The goal was present (“the what”): create the program; however, the pathway needed to be established for how this was to be accomplished. We needed a vision and strategy for “the how”.

In response, we developed visual “blueprints”, or models, that communicate common design patterns throughout the program. These models were created using analog methods and later digitized for sharing and use. The use of models enhanced clarity and provided a clear plan for innovation.

Image of analog model

Digital model of stand alone lab.

This example is all too common in schools, colleges, universities, and corporations.

Educators and learning professionals focus a great deal of energy on “the what”. We call them learning outcomes, goals, objectives, or an array of other similar terms. Through this process well-intentioned professionals frequently miss the picture of the environment that needs to be created to meet those goals.

Planning is locked away in documents and methods that fail to deliver the results needed.

Modeling as an Innovation Process

For years, I have explored the interaction of learning, innovation, and visualization. I have explored and developed approaches to help better understand the spaces and places where learning happens through modeling. The process of visualizing and modeling features of learning environments opens insights that are essential to the design of effective learning experiences.

One of the most successful approaches to modeling and visualizing learning environments is Learning Environment Modeling™. This approach was developed at the University of Central Oklahoma as a way of helping subject matter experts and instructional specialists collaborate on curriculum.

Modeling learning environments invites engagement, collaboration and critical thinking about the design of learning experiences.

While modeling is a relatively new and little-acknowledges aspect of learning and education fields, the importance of understanding, managing, and designing within complexity are becoming increasingly important aspects of our professional practice.

Models help to represent complex information in simple and useable formats.
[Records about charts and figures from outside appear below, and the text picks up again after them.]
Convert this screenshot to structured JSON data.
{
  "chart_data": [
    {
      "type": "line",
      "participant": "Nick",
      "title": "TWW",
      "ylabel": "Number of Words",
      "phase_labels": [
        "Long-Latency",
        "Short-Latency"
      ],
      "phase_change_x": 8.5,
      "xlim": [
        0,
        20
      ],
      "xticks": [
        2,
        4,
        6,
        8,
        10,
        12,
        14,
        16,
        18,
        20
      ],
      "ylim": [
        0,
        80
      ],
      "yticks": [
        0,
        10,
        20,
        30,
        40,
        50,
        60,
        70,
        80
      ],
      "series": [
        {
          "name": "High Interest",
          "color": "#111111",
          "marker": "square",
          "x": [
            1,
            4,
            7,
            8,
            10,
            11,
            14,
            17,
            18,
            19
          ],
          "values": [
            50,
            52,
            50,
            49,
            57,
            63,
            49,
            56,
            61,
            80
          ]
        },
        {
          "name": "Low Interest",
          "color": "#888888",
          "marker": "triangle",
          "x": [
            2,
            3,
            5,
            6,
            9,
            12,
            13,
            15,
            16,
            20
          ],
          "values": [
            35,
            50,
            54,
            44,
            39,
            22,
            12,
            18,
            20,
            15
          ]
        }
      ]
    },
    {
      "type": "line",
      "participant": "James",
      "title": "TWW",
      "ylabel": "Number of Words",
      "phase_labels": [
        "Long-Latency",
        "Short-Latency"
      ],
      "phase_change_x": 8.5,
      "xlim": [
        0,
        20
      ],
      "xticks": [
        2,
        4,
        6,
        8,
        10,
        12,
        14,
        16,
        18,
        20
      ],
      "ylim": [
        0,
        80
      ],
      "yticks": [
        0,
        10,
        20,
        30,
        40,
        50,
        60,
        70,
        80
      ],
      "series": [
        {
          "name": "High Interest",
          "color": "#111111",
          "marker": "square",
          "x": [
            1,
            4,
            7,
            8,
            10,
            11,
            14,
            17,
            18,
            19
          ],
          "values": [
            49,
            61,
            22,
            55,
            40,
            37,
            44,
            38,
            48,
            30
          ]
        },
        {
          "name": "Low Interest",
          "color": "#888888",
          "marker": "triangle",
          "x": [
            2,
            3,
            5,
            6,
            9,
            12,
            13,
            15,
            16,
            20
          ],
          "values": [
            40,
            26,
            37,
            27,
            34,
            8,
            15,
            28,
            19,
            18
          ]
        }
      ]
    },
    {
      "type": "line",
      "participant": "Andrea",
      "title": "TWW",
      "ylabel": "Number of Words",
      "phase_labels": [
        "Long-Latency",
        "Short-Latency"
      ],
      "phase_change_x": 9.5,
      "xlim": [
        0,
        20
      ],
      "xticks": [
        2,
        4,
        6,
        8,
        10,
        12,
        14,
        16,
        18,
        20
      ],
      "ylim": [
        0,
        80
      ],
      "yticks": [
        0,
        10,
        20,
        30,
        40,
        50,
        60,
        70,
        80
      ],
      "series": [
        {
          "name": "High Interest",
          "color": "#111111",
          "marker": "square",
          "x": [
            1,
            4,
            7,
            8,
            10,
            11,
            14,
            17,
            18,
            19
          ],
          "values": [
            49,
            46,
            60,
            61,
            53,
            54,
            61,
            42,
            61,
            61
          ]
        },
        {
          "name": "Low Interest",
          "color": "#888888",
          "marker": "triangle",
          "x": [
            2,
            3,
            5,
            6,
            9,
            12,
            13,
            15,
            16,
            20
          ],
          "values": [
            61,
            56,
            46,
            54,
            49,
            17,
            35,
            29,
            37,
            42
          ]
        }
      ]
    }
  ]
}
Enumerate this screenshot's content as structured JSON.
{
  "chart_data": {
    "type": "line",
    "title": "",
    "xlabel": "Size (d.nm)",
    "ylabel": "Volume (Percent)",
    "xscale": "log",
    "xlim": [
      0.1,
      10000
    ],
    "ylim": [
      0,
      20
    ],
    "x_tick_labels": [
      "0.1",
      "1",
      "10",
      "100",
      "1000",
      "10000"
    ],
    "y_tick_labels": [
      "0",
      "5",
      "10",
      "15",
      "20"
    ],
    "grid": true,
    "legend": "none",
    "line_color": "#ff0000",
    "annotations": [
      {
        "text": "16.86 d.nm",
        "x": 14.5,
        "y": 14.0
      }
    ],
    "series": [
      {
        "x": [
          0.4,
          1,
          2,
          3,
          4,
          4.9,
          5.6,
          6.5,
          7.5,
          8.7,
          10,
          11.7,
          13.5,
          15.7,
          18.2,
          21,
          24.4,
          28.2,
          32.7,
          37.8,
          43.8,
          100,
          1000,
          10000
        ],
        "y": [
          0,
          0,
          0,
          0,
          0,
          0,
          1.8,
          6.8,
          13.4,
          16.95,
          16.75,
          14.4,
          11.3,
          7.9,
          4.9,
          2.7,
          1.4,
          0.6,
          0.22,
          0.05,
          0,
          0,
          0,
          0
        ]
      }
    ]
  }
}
They convey information in ways that more traditional approaches cannot. Creating and using visual models of learning environments accelerates innovation and change.

Reasons to Model Learning Environments

Modeling learning environments can take on many different forms and approaches. It can have both research and applied uses.

A useful model of a learning environment should tell a story. It should provide a tool that empowers understanding, decision-making, and collaboration.

Modeling learning environments can help solve some of the most fundamental and challenging situations faced by learning and education professionals. Some of these uses include:

  • Diagnosing course or training issues
  • Planning continuing and professional education programs
  • Implementing new learning technologies
  • Supporting existing education offerings with technology
  • Moving classroom-based learning experiences online
  • Implementing new academic credential programs
  • Ensuring alignment to learning outcomes or workplace competencies

These situations each represent significant planning and resource investments. Too often, these efforts are started without the use of a process for managing the complexity that will arise. Learning environment models save time, save resources, and reduce the risk of missing a key decision because it was not apparent in the planning.

Modeling learning environments reveals what is invisible in the planning and design of learning environments.